Is it possible to be derivative of your own work? Reznor is not known for being one to repeat himself. Still, it’s early days yet. What we may be hearing is likely an experiment rather than a decisive statement on the future of the band.
The clear stand-out here is The Spaces in Between with a slow-burning, grinding sound-scape that leaves you with a feeling of dread. It’s the one track where Maandig’s vocals really add something powerful emotionally to the music. The coolness of her voice adds a new angle to Reznor’s dark edginess, producing a kind of chilling, almost removed effect. Her voice frays and almost snaps at one point, adding a tasty, cinematic tension to the sound. I must admit, too, the disturbing video left quite an imprint upon me. There’s something genuinely creepy about this song, and its matching video, with all of its unsettling stillness and dystopian murder-fetishry.

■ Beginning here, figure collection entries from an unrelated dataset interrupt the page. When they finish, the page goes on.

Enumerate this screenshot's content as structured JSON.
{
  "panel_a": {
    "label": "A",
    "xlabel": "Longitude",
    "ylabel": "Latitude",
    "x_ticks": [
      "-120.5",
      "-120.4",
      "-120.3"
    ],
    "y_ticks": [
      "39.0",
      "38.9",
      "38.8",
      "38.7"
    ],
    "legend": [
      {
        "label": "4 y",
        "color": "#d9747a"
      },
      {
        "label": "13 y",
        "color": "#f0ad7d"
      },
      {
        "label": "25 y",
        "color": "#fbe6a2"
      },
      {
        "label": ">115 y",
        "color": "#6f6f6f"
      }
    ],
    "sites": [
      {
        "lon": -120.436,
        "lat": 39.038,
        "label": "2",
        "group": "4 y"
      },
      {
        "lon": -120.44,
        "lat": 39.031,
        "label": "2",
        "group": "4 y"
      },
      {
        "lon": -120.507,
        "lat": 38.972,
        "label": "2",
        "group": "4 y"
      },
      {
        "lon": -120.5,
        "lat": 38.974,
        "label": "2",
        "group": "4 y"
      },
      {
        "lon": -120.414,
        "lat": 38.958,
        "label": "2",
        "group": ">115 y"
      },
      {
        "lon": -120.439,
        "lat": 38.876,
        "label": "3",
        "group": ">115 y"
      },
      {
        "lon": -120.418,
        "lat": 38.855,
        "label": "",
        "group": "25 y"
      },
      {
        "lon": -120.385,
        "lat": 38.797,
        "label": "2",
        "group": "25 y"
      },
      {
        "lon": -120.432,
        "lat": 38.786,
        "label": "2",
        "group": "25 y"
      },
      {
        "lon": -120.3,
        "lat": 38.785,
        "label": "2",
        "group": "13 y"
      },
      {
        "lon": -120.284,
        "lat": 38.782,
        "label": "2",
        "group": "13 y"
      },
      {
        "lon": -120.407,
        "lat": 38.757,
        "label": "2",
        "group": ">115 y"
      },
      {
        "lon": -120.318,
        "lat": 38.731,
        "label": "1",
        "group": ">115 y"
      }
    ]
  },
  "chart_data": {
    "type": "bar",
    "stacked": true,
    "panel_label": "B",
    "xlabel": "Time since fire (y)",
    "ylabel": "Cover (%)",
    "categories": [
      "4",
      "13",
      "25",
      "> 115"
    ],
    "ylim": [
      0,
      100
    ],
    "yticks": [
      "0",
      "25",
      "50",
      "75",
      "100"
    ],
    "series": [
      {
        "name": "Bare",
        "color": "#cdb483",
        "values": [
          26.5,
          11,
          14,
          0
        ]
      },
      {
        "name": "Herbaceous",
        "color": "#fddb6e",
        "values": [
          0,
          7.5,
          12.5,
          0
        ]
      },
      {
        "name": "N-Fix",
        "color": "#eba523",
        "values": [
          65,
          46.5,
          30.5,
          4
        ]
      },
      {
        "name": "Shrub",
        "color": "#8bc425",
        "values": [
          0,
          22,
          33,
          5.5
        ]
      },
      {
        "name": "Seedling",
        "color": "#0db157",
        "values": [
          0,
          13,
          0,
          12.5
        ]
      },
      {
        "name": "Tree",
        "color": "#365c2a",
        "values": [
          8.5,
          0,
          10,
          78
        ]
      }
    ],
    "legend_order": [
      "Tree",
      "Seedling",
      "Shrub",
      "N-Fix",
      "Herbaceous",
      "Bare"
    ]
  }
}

Also noteworthy is A Drowning where Maandig’s vocals are at her most human and you really feel the emotional desolation when she sings, ‘I’m drowning here… please… anyone. I don’t think I can save myself.’ There’s an elegant desperation here that chills to the bone.
The other songs on this EP blur into the middle distance between these subtly beautiful and disconcerting bookends. The Believers is thick with the kind of atheist fervour that made Reznor such an anti-Christian icon in the 90s. Though not as effortlessly disturbing as Space in Between, this track has a an icy strangeness, augmented by Maandig’s cold, clean vocals. The Reznor-Maandig duet Parasite has something of the signature Reznor dance-and-die groove to it and would likely make a good a club classic in hell, which is no bad thing in Reznor Land.